Noise assessments do not have to be done over many hours, indeed for as lot of workplaces it is a waste of time and once you have a level for a job it will be the same whether you measure for four minutes or four hours. That means a noise survey done with a hand-held gives the same result as a wearable,

Wearable noise meters are ideal where:

  • The person is really mobile, e.g. a forklift driver. It’s not going to work having an unfit middle aged chap trotting after the forklift waving a hand-held meter around and looking primed for a heart attack.

  • The job has a long cycle.

But that’s about it.

One of my noise kits, a hand-held meter and ten wearable noise meters (dosimeters). 

Problems with wearable noise meters in noise assessments

I have to treat them with a bucket-load of caution as experience has shown over the years that dosimeters / dosimeters are extremely susceptible to error.

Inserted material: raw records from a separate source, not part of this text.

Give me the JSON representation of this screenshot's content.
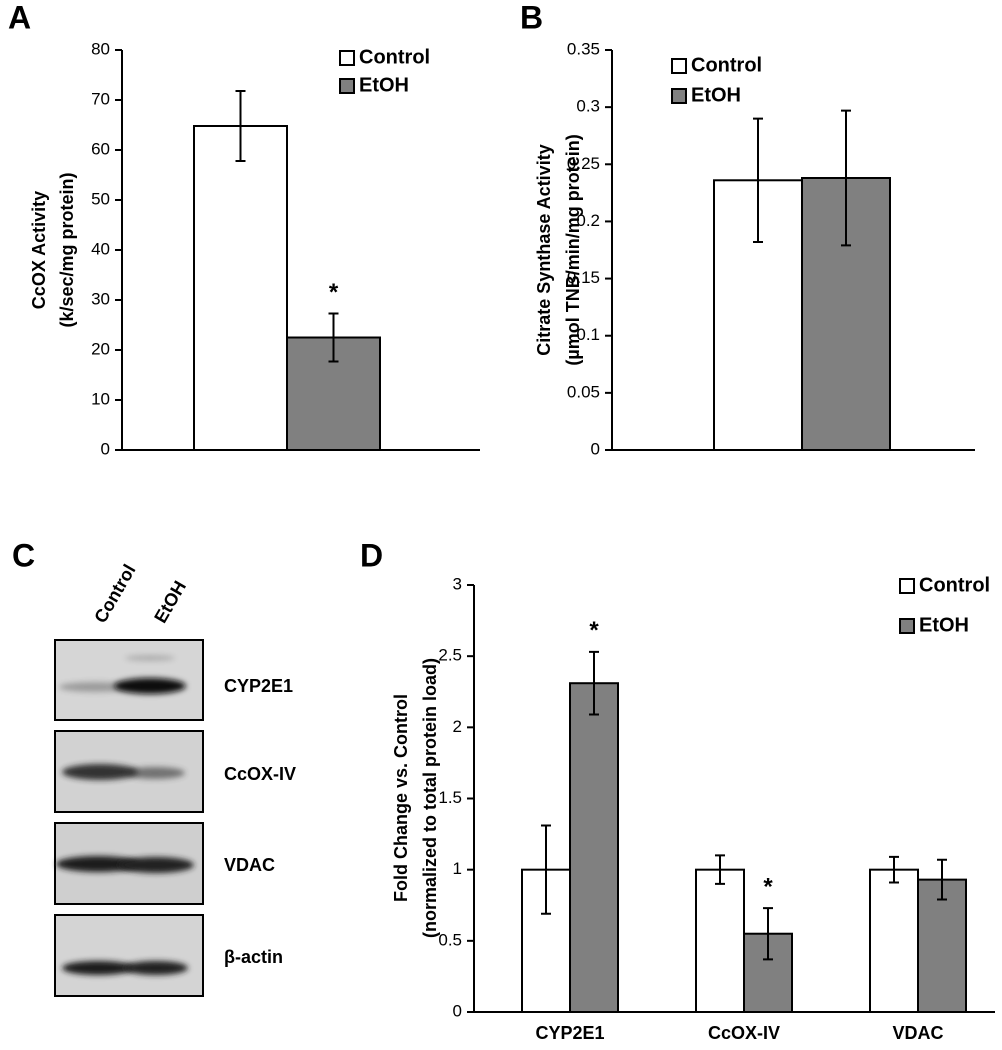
{
  "chart_data": [
    {
      "type": "bar",
      "panel_label": "A",
      "ylabel": [
        "CcOX Activity",
        "(k/sec/mg protein)"
      ],
      "categories": [
        null
      ],
      "ylim": [
        0,
        80
      ],
      "yticks": [
        0,
        10,
        20,
        30,
        40,
        50,
        60,
        70,
        80
      ],
      "series": [
        {
          "name": "Control",
          "color": "#ffffff",
          "values": [
            64.8
          ],
          "errors": [
            7.0
          ],
          "annotations": [
            null
          ]
        },
        {
          "name": "EtOH",
          "color": "#808080",
          "values": [
            22.5
          ],
          "errors": [
            4.8
          ],
          "annotations": [
            "*"
          ]
        }
      ]
    },
    {
      "type": "bar",
      "panel_label": "B",
      "ylabel": [
        "Citrate Synthase Activity",
        "(µmol TNB/min/mg protein)"
      ],
      "categories": [
        null
      ],
      "ylim": [
        0,
        0.35
      ],
      "yticks": [
        0,
        0.05,
        0.1,
        0.15,
        0.2,
        0.25,
        0.3,
        0.35
      ],
      "series": [
        {
          "name": "Control",
          "color": "#ffffff",
          "values": [
            0.236
          ],
          "errors": [
            0.054
          ],
          "annotations": [
            null
          ]
        },
        {
          "name": "EtOH",
          "color": "#808080",
          "values": [
            0.238
          ],
          "errors": [
            0.059
          ],
          "annotations": [
            null
          ]
        }
      ]
    },
    {
      "type": "bar",
      "panel_label": "D",
      "ylabel": [
        "Fold Change vs. Control",
        "(normalized to total protein load)"
      ],
      "categories": [
        "CYP2E1",
        "CcOX-IV",
        "VDAC"
      ],
      "ylim": [
        0,
        3
      ],
      "yticks": [
        0,
        0.5,
        1,
        1.5,
        2,
        2.5,
        3
      ],
      "series": [
        {
          "name": "Control",
          "color": "#ffffff",
          "values": [
            1,
            1,
            1
          ],
          "errors": [
            0.31,
            0.1,
            0.09
          ],
          "annotations": [
            null,
            null,
            null
          ]
        },
        {
          "name": "EtOH",
          "color": "#808080",
          "values": [
            2.31,
            0.55,
            0.93
          ],
          "errors": [
            0.22,
            0.18,
            0.14
          ],
          "annotations": [
            "*",
            "*",
            null
          ]
        }
      ]
    }
  ],
  "blot": {
    "panel_label": "C",
    "lanes": [
      "Control",
      "EtOH"
    ],
    "bands": [
      "CYP2E1",
      "CcOX-IV",
      "VDAC",
      "β-actin"
    ]
  }
}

You lose control of the noise assessment

Firstly, the second someone walks away wearing a noise meter you have lost control of that noise assessment. You have no idea what it is measuring, no idea what causes any peaks, and no idea if there is any interference with it. One of the purposes of a noise assessment is to identify causes of high noise levels but if you are not there to see it you don’t know what caused it - a collar rubbing on the meter, or someone dropping a pallet?

Deliberate interference

I bet the mortgage with 100% certainty that if I put ten wearable noise meters on people in a noise assessment and they walk away, within two minutes someone has bellowed down the end of at least one, and probably them all. Not the wearer usually, but their mates seem unable to help it - as soon as they see a noise meter being worn people can’t help shouting at it as it is hilarious. The poor dears never seem to twig that in a noise assessment lower levels are better, not higher.

You end up with huge peaks and high averages but which have no cause in the work, but you don’t know that as they walked off wearing the meter.

Accidental interference

As people move around clothing moves, meters move, and inevitably at some point clothing rubs on the meter. No matter how carefully they are placed it always happens with at least one. A collar rubbing a meter may not be loud to us, but to the meter that will be a hellishly loud noise and will be recorded as such.

Or I have seen people get cold and put a coat on over the top of the meter, both rubbing against it and muffling it at the same time.

Recording speech as a critical noise generating false high levels

This is a very real issue with wearable noise meters. I did a noise assessment recently where the background levels were around 82 dB(A), so reasonably loud but not so loud it is dangerous. I placed some of the wearable meters on the line to get the general noise, and some on people standing at the line, and also did hand-held measurements.

The meters placed on the line and the hand-held meter all gave levels around 81 to 82 dB(A), but there wearable meters all came back in the high 80s and even low 90s dB(A).

The issue was chatting. As they worked they all talked, and the wearable meters placed on their shoulders were getting full blast of the wearer’s own voice. The voice was directed away from their ears, but the meter was picking it up. The meters placed on the line itself were measuring the noise of the line and the general chat, but were not quite so influenced by the wearer’s own voice.

The wearable meters would give a noise assessment result showing a serious noise risk, and that hearing protection is needed and also hearing testing, whereas the line and hand-held measurements showed the levels were much more reasonable.

The wearable noise meters were just wrong.

A good noise assessment will use the most appropriate noise meters for the job, but it is not automatically wearable noise meters and they have to be used, and viewed, with caution.